The issue of exploiting women for social justice causes is explored further by Julie Bindel in Who is this supposed to help?. She writes

Using women’s bodies to promote a good cause was popularised by the annual Miss World competition back in the 60s, and that event still revolves around bikini-clad women talking about their ambitions for world peace and their hopes of spending their winning year supporting charitable causes. Feminist campaigners once staged huge protests against Miss World – famously flour-bombing the event in 1970 – and they continue to speak up regularly against the worst examples of misogynist imagery used in charity campaigns. Nonetheless, this exploitation of women’s bodies seems to have become widely accepted. Images that would provoke a serious backlash if they were used to promote a commercial interest are seemingly legitimised through their association with charity, defended with the simple argument that women have chosen to pose for them. As a result, they have proliferated.

She goes onto castigate PETA as the “worst offender.”

In Peta’s world, it seems that it is perfectly acceptable to reduce women to the status of animals, or meat: one Peta image shows a woman being clubbed “to death” by a man; another shows a woman wrapped in cling film to resemble cuts of meat in a supermarket. Perhaps the most egregious example of Peta’s work occurred in London on Mother’s Day this year, when it staged an event that was ostensibly to raise awareness about farrowing-crate confinement, a technique used in factory farming, in which sows are squeezed into narrow metal stalls barely larger than their own bodies. A heavily pregnant member of Peta’s staff lent her body to the cause – naked except for a pair of pink underpants – by kneeling on all fours in a metal cage. Another pregnant Peta worker gave out leaflets to passersby, with the words, “Unhappy Mother’s Day for Pigs. Go Vegetarian”. The image was disturbingly reminiscent of some of the nastier pornography I have seen.

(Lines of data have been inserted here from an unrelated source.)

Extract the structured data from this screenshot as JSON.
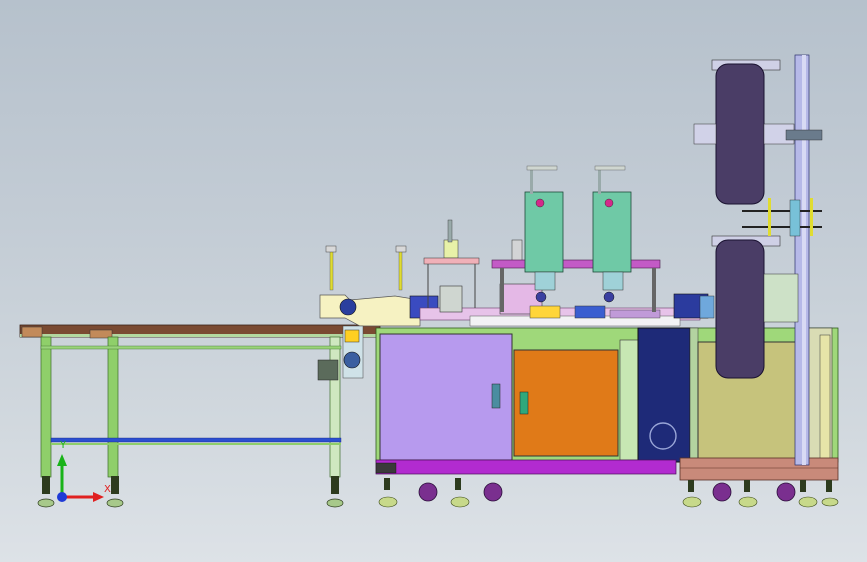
{
  "triad": {
    "x_label": "X",
    "y_label": "Y",
    "x_color": "#e02020",
    "y_color": "#19b319",
    "origin_color": "#1f3bd6"
  },
  "colors": {
    "frame": "#8fcf6a",
    "conveyor_top": "#7a4a32",
    "cabinet_left_door": "#b79aee",
    "cabinet_mid_door": "#e07a18",
    "cabinet_dark": "#1e2a78",
    "cabinet_right": "#c6c37c",
    "base_rail": "#b22bd0",
    "welder_head": "#6fc9a6",
    "roller": "#4a3d66",
    "caster": "#7a2f8f"
  }
}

Of interest to the Grumpy Vegan is how the focus of the Baltimore Sun article was on how veganism empowered the lives of the women interviewed. Whereas the focus of the other two articles was more on how some vegan women and other women were choosing to use their bodies to raise funds for charity or protest against social injustice. Of course, it is argued that the naked protests have an empowering effect upon the women who choose to do them. Nevertheless, these protests, by their very nature, have a momentary impact at best and a been-there-seen-that effect in the long run. Clearly, there are important issues to women (and men) in how women choose to protest. And, yes, the Grumpy Vegan realizes that choice is not always a free choice. But I can’t help but think that what is going to have the greatest, long-term impact is the notion that a vegan lifestyle is empowering. It instils in one a sense of self-worth that one is trying to make a significant difference in a world in which celebrity and materialism is frequently given more credence than what is really important in the world. Call me a prude. I’m nothing but. Call me a kill-joy. I’m nothing but. Call me a snob. Ok. That’s debatable. But I can’t help but think that in the long run vegan empowerment is more important than naked vegan pride.